Les Grammys évoluent également. Dans le passé, les nominations pour l’Album de l’année pouvaient faire un clin d’œil à une œuvre hip-hop, symbolisant ainsi le genre. Cette année, le rap a dominé la catégorie, grâce à des artistes comme Jay-Z, Lamar et Donald Glover, qui a poussé les genres avec son projet musical Childish Gambino. Trois des cinq nominés pour le disque de l’année sont également du hip-hop, tout comme trois des cinq nominés pour le meilleur nouvel artiste, dont Lil Uzi Vert.
Pour les fans de hip-hop américain, cette reconnaissance se fait attendre depuis longtemps. « C’était une sorte de moment de type ‘Eh bien, duh' », explique Ross Scarano, vice-président du contenu de Billboard. « Le rap est la force la plus dominante de la culture américaine depuis des années. »

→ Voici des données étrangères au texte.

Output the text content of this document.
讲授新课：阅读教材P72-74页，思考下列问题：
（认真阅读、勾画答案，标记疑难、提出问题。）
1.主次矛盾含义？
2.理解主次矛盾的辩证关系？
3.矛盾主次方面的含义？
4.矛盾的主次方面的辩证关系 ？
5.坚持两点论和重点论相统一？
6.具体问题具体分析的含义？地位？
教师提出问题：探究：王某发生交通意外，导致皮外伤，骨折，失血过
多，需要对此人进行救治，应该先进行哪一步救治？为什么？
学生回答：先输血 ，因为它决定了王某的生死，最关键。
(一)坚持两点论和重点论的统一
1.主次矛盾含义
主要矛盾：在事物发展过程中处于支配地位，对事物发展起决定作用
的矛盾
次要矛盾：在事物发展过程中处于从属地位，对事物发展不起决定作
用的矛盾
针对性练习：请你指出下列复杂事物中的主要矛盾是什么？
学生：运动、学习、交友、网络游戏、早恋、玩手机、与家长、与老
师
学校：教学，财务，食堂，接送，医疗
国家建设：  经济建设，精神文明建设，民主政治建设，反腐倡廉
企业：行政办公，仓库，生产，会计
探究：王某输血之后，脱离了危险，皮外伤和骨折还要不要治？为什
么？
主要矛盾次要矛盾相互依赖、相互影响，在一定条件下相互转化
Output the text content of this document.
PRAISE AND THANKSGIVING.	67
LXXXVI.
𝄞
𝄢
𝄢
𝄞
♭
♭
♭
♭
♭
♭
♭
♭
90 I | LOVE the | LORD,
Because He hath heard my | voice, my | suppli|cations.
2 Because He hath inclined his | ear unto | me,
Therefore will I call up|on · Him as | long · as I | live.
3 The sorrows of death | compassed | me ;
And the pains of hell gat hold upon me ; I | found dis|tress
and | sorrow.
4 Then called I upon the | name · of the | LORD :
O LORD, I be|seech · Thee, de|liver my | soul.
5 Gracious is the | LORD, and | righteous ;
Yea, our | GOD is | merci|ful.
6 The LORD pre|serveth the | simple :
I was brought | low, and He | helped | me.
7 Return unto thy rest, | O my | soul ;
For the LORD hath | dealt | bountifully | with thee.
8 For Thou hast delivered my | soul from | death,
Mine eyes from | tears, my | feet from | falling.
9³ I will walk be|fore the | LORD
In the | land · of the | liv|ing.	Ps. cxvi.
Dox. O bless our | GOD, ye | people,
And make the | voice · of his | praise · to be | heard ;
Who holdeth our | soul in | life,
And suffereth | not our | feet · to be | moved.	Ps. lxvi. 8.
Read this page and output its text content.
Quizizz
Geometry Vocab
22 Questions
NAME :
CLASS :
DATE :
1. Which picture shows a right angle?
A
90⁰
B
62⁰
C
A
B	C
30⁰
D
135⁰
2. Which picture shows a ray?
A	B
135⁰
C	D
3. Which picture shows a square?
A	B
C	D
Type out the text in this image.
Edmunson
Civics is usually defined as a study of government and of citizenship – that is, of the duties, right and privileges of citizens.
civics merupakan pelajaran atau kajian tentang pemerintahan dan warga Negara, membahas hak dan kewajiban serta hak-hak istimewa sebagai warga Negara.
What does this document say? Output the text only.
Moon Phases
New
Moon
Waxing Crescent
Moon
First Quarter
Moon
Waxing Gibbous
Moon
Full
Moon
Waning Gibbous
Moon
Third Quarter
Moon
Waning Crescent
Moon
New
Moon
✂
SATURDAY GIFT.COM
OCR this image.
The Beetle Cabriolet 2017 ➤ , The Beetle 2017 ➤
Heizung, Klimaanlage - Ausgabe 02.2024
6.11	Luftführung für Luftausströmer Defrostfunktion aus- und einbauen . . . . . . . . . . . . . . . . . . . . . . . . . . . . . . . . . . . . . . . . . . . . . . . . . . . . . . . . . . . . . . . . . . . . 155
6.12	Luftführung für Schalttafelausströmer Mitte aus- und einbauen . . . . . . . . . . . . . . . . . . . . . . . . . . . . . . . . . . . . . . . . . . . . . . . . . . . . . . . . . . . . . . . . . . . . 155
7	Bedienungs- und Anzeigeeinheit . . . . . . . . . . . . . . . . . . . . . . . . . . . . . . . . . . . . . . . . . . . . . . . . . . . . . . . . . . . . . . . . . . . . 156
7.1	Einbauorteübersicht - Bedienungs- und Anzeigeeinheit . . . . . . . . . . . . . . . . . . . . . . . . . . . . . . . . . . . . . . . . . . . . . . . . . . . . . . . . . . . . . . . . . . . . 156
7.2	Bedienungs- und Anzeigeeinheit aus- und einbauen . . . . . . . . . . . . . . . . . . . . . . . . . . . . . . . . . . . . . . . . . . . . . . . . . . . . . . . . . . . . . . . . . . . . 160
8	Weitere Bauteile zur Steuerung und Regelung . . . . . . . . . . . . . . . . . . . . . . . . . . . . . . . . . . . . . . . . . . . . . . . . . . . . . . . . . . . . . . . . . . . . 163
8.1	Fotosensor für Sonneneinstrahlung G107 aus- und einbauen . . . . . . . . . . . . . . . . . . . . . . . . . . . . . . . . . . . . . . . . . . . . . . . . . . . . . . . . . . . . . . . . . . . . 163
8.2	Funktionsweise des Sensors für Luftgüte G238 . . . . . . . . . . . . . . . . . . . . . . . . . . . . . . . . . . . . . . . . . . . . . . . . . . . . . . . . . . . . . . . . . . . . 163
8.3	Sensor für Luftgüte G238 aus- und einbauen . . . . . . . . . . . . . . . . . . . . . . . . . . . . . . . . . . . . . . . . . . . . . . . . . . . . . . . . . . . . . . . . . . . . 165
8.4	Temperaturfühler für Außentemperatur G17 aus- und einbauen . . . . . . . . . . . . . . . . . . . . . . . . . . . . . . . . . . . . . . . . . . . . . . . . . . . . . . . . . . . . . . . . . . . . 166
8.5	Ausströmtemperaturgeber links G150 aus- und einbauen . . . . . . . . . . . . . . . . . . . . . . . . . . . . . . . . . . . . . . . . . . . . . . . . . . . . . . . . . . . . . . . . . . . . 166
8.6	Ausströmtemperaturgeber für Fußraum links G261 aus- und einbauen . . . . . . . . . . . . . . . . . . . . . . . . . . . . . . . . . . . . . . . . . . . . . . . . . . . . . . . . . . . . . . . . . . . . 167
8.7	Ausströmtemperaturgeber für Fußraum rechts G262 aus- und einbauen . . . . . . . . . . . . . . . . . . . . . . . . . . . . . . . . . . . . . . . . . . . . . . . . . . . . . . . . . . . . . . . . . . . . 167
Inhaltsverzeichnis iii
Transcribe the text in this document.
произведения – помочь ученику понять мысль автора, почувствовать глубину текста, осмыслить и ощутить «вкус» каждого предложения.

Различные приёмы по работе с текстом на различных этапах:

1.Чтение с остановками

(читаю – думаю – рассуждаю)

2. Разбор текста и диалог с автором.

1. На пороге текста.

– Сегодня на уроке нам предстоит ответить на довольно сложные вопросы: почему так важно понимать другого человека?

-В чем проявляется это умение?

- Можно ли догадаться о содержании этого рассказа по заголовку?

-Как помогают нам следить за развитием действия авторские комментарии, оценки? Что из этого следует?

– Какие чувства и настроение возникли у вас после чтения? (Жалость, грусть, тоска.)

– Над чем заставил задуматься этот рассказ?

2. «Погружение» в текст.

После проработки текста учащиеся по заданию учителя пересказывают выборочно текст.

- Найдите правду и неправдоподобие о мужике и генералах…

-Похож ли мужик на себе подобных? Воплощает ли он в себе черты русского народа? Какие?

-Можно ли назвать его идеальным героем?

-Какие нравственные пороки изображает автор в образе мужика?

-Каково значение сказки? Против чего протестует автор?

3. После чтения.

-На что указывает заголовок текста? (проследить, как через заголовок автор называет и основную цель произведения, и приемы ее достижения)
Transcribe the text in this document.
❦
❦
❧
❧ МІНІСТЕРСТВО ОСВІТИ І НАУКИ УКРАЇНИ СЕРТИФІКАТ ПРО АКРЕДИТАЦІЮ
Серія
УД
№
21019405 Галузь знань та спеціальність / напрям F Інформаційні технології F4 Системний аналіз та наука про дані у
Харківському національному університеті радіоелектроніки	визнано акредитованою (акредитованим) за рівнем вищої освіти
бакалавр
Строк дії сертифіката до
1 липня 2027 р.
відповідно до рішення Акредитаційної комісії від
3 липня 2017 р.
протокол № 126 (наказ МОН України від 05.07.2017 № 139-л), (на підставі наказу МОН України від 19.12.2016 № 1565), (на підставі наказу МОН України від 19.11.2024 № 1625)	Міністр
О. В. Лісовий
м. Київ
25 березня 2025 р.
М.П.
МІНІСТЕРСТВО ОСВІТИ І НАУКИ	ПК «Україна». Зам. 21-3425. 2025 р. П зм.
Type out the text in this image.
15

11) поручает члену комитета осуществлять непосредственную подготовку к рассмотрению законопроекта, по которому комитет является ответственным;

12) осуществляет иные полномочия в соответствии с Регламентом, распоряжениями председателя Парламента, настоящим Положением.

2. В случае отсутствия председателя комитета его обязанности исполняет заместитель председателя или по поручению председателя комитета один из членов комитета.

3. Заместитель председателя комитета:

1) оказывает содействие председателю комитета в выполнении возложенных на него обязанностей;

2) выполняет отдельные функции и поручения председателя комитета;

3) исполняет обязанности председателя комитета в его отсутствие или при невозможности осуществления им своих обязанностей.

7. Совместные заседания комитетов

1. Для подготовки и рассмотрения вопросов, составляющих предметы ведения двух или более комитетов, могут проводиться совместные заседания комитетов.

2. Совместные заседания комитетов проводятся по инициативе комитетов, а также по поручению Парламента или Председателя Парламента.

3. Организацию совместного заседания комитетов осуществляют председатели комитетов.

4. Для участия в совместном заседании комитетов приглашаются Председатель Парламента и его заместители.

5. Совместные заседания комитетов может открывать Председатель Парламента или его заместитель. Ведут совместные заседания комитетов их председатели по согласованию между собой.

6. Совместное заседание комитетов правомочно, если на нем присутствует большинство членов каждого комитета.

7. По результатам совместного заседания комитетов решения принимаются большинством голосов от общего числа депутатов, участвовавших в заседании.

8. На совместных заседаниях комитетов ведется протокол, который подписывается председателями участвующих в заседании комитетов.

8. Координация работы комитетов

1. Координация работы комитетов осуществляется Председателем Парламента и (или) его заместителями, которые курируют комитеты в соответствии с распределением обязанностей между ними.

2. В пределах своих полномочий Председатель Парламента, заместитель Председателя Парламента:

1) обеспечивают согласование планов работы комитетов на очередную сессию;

Depuis le tube phare de 1979 « Rapper’s Delight » jusqu’à l’apogée du rap gangster du milieu des années 90 et aux croisements pop-rap du début des années 2000, il y a depuis longtemps un appétit pour le rap. Mais cela n’a pas toujours atteint le grand public. Les goûts de quelques-uns – des titans de la radio et des piliers des maisons de disques à prédominance plus âgée, blanche et masculine – ont souvent gouverné la distribution et, par conséquent, le succès populaire.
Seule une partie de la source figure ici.